Much less the one that chased it, when Kavian’s sensually grim mouth curved slightly at the sight of her reaction.
Control yourself, she snapped. Inside her own head.
But Kavian looked as if he heard that, too. She hated that some part of her believed that he could.
“You seem surprised to see me,” he said. “Surely not.”
“Of course I’m surprised.” Amaya didn’t know how she managed to push the words out of her mouth. A list of things she needed to do—right that second, if there was any hope for her to escape him again now that he’d be fully expecting her to try—raced through her head. But she couldn’t seem to look away from him. Just like the last time she’d met him, at her brother’s palace to the south of Kavian’s desert kingdom, for the occasion of her arranged engagement to this man, Kavian commanded her full attention. “I thought the last six months made it clear that I didn’t want to see you, ever again.”
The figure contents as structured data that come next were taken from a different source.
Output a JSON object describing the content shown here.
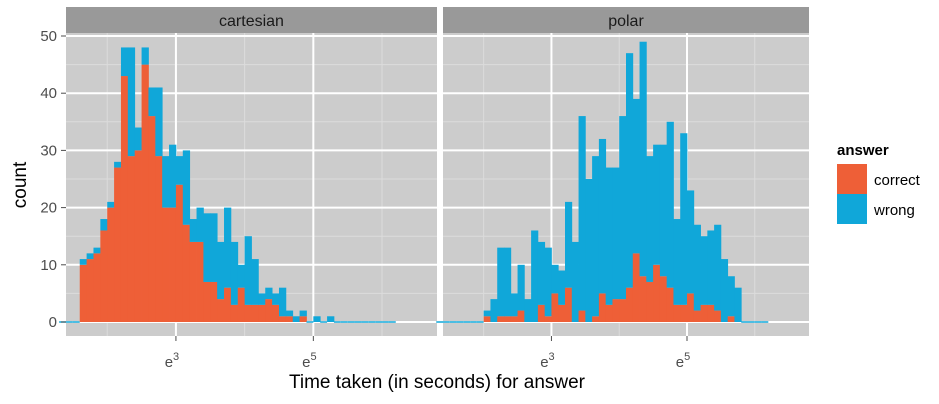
{
  "chart_data": {
    "type": "bar",
    "stacked": true,
    "xlabel": "Time taken (in seconds) for answer",
    "ylabel": "count",
    "x_scale": "log (natural)",
    "x_tick_labels": [
      {
        "base": "e",
        "exp": "3"
      },
      {
        "base": "e",
        "exp": "5"
      }
    ],
    "ylim": [
      0,
      50
    ],
    "y_ticks": [
      0,
      10,
      20,
      30,
      40,
      50
    ],
    "grid": true,
    "legend": {
      "title": "answer",
      "placement": "right",
      "entries": [
        {
          "label": "correct",
          "color": "#EE5F37"
        },
        {
          "label": "wrong",
          "color": "#10A7D9"
        }
      ]
    },
    "bins_ln_seconds": {
      "start": 1.3,
      "width": 0.1,
      "count": 49
    },
    "panels": [
      {
        "strip": "cartesian",
        "series": [
          {
            "name": "correct",
            "color": "#EE5F37",
            "values": [
              0,
              0,
              0,
              10,
              11,
              12,
              16,
              20,
              27,
              43,
              29,
              30,
              45,
              36,
              29,
              20,
              20,
              24,
              17,
              14,
              14,
              7,
              7,
              4,
              6,
              3,
              6,
              3,
              3,
              3,
              4,
              3,
              1,
              1,
              0,
              1,
              0,
              0,
              0,
              0,
              0,
              0,
              0,
              0,
              0,
              0,
              0,
              0,
              0
            ]
          },
          {
            "name": "wrong",
            "color": "#10A7D9",
            "values": [
              0,
              0,
              0,
              1,
              1,
              1,
              2,
              1,
              1,
              5,
              19,
              4,
              3,
              5,
              12,
              9,
              11,
              5,
              13,
              4,
              6,
              12,
              12,
              10,
              14,
              11,
              4,
              12,
              8,
              2,
              2,
              2,
              5,
              1,
              1,
              1,
              0,
              1,
              0,
              1,
              0,
              0,
              0,
              0,
              0,
              0,
              0,
              0,
              0
            ]
          }
        ]
      },
      {
        "strip": "polar",
        "series": [
          {
            "name": "correct",
            "color": "#EE5F37",
            "values": [
              0,
              0,
              0,
              0,
              0,
              0,
              0,
              1,
              0,
              1,
              1,
              1,
              2,
              0,
              0,
              3,
              1,
              5,
              3,
              6,
              0,
              2,
              0,
              1,
              5,
              3,
              4,
              4,
              6,
              12,
              8,
              7,
              10,
              8,
              6,
              3,
              3,
              5,
              2,
              3,
              3,
              2,
              0,
              1,
              0,
              0,
              0,
              0,
              0
            ]
          },
          {
            "name": "wrong",
            "color": "#10A7D9",
            "values": [
              0,
              0,
              0,
              0,
              0,
              0,
              0,
              1,
              4,
              12,
              12,
              4,
              8,
              4,
              16,
              11,
              12,
              5,
              6,
              15,
              14,
              34,
              25,
              28,
              27,
              24,
              23,
              32,
              41,
              27,
              41,
              22,
              21,
              23,
              29,
              15,
              30,
              18,
              15,
              12,
              13,
              15,
              11,
              7,
              6,
              0,
              0,
              0,
              0
            ]
          }
        ]
      }
    ]
  }
}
“You belong to me,” he said, with that same sheer certainty that had sent ice spearing through her at the celebration of their betrothal in the Bakrian Royal Palace half a year ago. That same spear felt even colder now. “Was this moment truly in doubt? I was always going to find you, Amaya. The only question was when.”
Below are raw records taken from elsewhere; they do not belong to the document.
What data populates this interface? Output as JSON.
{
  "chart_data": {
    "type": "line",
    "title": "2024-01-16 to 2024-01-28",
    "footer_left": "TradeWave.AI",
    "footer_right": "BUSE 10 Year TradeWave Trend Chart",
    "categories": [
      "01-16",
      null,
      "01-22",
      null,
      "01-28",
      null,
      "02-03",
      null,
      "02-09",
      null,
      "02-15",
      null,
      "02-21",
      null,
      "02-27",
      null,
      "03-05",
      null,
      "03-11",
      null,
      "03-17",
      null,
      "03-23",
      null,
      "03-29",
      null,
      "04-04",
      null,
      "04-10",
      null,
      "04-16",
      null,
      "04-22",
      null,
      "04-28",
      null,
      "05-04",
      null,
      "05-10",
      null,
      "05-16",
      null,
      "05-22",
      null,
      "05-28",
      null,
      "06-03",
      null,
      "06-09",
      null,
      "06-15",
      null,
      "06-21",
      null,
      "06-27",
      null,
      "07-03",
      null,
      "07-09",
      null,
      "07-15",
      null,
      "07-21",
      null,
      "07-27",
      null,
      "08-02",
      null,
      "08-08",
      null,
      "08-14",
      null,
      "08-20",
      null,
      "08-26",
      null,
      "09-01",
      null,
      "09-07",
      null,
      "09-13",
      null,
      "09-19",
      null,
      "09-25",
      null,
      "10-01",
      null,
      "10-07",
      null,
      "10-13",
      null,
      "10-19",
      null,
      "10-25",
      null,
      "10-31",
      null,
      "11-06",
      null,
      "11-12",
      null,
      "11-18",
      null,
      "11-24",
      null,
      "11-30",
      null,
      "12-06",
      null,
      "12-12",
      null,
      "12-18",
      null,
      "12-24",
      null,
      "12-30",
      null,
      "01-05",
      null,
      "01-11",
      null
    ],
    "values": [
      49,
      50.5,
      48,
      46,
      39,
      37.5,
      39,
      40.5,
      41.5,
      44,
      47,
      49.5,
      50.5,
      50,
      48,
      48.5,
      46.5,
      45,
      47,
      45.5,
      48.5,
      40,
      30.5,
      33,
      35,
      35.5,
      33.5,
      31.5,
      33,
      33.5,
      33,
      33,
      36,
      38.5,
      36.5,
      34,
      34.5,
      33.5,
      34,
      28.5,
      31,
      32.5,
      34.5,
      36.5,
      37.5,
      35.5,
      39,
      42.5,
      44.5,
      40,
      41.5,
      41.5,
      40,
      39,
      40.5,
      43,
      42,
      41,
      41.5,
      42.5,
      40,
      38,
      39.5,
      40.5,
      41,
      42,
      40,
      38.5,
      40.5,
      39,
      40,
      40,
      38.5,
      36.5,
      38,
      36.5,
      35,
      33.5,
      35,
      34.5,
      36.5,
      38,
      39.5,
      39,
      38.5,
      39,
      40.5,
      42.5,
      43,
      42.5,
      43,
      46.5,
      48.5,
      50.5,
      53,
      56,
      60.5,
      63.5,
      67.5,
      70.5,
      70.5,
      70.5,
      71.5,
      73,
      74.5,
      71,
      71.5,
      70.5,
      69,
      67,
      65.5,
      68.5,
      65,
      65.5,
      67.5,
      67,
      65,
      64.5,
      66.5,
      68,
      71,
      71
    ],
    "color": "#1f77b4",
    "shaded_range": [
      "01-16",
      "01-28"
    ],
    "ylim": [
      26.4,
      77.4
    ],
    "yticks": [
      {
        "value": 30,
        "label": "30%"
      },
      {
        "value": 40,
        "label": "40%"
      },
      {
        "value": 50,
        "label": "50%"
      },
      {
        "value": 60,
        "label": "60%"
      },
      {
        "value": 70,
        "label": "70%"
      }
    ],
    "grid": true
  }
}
His voice was deceptively calm, something like silken in the quiet of the small café. It did nothing to lessen the humming sort of threat that emanated from that lethal body of his, all harsh muscle and a kind of lean, austere maleness that was as foreign to her as it was oddly, disruptively fascinating. He looked nothing like the local men who had been in and out of this very café all morning, wreathed in hearty beards and thick plaid jackets to fend off the northern cold.
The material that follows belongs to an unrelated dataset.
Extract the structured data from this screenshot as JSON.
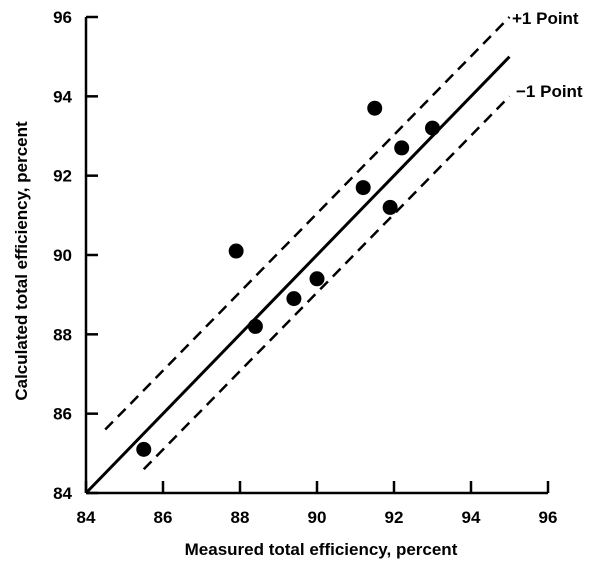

Kavian wore unrelenting black, relieved only by those furious slate-gray eyes he didn’t shift from her for a single moment. Black trousers on his tough, strong legs, utilitarian black boots on his feet. What looked like a fine black T-shirt beneath the black bomber jacket he wore half-zipped that managed to show off his granite-hard chest rather than conceal it in any way. His thick dark hair was shorter than she remembered it, and the closer-cut style accentuated the deadly lines of his brutally captivating face, from that warrior’s jaw with the faintest hint of his dark beard as if he hadn’t bothered to shave in days, his blade of a nose and cheekbones male models would have died for that nonetheless looked like weapons on such a hard-hewn face.